Abstract

This study investigated the neural and cognitive correlates of reality distortion in schizophrenia by using event-related potentials (ERPs) recorded in a recognition memory task for face. This task has been chosen because previous studies have shown that it provides distinct indices related to specific cognitive processes and to the functioning of specific brain regions. ERPs have been recorded in controls and schizophrenia patients separated into high scorers (RD+) and low-scorers (RD−) according to their Reality Distortion score (hallucination and delusion SAPS subscales). The results indicate that RD+ presents abnormalities on various cognitive processes. First, RD+ are deficient at interference inhibition and knowledge integration (reduced P2a and N400 effect). The similar impairments found in RD− suggest that they represent basic traits of the illness. Second, RD+ showed inappropriate stimulus categorization and contextual integration (larger N300 and fronto-central effect).

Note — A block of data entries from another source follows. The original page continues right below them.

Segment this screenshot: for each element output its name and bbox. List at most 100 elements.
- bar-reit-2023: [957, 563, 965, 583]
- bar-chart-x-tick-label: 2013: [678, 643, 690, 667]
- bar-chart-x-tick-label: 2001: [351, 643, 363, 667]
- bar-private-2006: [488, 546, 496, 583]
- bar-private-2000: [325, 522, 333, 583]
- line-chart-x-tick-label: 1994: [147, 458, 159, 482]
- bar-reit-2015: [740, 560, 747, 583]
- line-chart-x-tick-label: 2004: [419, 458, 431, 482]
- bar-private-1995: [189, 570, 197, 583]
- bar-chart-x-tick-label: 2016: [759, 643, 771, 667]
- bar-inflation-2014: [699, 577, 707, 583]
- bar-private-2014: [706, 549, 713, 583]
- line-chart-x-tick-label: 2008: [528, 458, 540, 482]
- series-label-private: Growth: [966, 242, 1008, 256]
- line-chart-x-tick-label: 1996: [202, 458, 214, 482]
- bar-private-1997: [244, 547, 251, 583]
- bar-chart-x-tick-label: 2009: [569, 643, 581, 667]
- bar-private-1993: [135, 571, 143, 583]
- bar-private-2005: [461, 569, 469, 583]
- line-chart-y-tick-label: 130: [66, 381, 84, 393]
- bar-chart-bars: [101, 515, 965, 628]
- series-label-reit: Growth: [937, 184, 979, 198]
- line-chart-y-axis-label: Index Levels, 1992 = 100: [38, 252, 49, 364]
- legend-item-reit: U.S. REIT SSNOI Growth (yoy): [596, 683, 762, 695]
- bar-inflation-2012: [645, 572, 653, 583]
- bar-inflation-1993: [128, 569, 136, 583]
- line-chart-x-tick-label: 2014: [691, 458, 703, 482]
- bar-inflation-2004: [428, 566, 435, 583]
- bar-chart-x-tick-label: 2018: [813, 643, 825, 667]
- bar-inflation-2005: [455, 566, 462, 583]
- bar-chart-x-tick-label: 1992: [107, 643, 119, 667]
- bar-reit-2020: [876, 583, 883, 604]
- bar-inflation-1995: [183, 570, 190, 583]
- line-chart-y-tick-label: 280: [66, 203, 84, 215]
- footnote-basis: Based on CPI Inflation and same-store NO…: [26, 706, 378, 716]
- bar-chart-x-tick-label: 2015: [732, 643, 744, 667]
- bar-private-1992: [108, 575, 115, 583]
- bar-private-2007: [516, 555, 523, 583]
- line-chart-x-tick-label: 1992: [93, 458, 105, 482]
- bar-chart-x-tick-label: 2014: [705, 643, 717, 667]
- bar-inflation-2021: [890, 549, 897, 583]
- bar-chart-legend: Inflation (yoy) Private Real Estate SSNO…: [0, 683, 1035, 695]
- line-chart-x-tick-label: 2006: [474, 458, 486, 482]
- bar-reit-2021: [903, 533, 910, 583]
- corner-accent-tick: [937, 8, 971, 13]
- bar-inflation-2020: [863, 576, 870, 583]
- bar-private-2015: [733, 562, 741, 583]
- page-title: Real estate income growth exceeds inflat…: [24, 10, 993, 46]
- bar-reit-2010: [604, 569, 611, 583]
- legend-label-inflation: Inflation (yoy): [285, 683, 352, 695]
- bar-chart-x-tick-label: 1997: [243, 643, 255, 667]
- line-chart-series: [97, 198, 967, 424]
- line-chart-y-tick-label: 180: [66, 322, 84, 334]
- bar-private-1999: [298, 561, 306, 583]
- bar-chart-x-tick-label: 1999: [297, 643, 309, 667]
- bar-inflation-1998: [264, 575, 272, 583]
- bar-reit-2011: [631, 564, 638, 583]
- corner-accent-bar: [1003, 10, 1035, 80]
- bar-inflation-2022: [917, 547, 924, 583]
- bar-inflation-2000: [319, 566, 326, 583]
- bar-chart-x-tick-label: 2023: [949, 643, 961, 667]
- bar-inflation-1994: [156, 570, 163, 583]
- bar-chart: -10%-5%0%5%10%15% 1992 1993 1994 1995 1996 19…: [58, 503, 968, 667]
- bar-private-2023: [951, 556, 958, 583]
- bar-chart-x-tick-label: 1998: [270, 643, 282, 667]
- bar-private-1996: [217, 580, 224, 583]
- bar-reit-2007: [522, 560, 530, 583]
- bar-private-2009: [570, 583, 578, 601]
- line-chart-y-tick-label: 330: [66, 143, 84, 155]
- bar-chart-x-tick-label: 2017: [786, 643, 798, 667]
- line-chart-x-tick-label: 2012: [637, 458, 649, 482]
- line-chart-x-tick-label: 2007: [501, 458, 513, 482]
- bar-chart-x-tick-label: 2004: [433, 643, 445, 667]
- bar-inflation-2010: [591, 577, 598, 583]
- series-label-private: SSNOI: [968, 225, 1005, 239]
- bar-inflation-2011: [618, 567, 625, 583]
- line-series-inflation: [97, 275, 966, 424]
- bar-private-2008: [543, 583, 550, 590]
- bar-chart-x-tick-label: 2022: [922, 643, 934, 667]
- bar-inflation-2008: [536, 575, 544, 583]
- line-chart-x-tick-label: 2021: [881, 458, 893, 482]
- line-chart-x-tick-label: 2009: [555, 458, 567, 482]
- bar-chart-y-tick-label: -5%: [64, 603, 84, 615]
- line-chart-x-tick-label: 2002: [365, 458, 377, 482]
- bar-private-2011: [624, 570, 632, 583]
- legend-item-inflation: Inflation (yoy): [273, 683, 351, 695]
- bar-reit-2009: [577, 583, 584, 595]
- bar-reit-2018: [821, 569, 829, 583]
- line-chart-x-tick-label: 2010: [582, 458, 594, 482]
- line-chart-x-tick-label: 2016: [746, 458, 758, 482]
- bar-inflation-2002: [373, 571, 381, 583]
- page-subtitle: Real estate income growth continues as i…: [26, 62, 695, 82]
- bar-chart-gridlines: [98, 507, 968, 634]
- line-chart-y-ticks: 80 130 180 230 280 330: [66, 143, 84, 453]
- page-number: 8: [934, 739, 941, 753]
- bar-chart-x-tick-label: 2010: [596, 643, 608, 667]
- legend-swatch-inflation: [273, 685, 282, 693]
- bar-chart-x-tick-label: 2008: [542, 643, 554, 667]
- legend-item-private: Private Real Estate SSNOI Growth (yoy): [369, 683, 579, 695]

Third, RD+ showed a late index (P600 effect) not different from controls, but larger than in RD−. This result is consistent with a qualitative, rather than quantitative, impairment of mnemonic binding processes (inappropriate binding) in RD+. Since each of the ERP abnormalities observed represents associated with distinct brain dysfunction, the results are further discussed in regard of the respective contribution of the parietal, frontal and hippocampal structures to reality distortion symptoms.